The mess started with a little joke between Moon and Herman’s Hermit’s bassist Karl Green when they threw some cake in their faces. This caused a pitched war of meringue and chantilly among all those present, which only stopped when the hotel manager warned them that they could not do that. “It’s my party, it’s my birthday, you can’t come in here” the celebrant would yell at him.
Perhaps annoyed by the warning, Moon – probably already with alcohol in his blood, as was usual for him – ran to a parking lot located on a kind of hill, where half a dozen luxury cars were parked, including a Rolls-Royce. He got into it, turned it on, and started down the slope. Moon was not able to control the car and went to crash and then plunge into the hotel pool.

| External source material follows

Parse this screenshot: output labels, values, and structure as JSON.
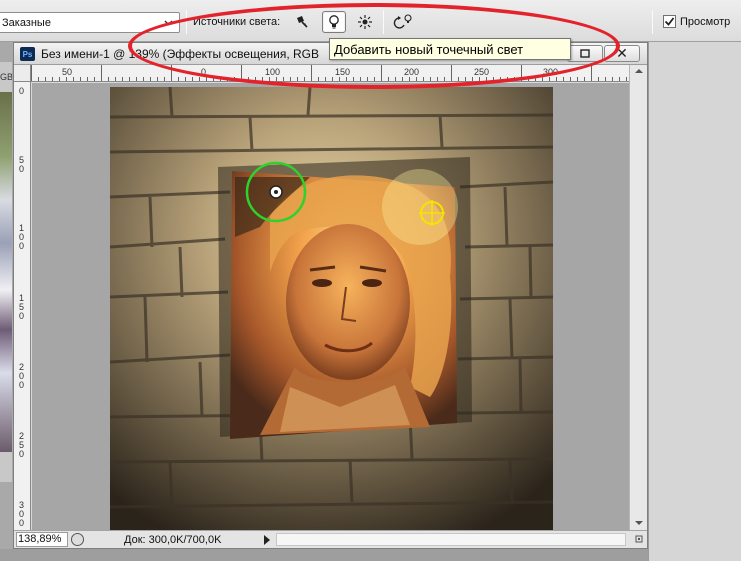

Karl Green and Keith Moon had a relationship that relied heavily on practical jokes. When Keith returned to the party, he yanked on Green’s pants until part of them broke. The bass player was not far behind and did the same to his friend, only that Moon was left with absolutely nothing to cover his bottom. His penis was visible and the drummer was doing nothing to hide it. At that moment, the police arrived at the scene and began to arrest him for disturbing public order. The stories and memories of those involved about that night are contradictory. It is logical if you take into account that there was a lot of alcohol and amphetamines circulating from hand to hand.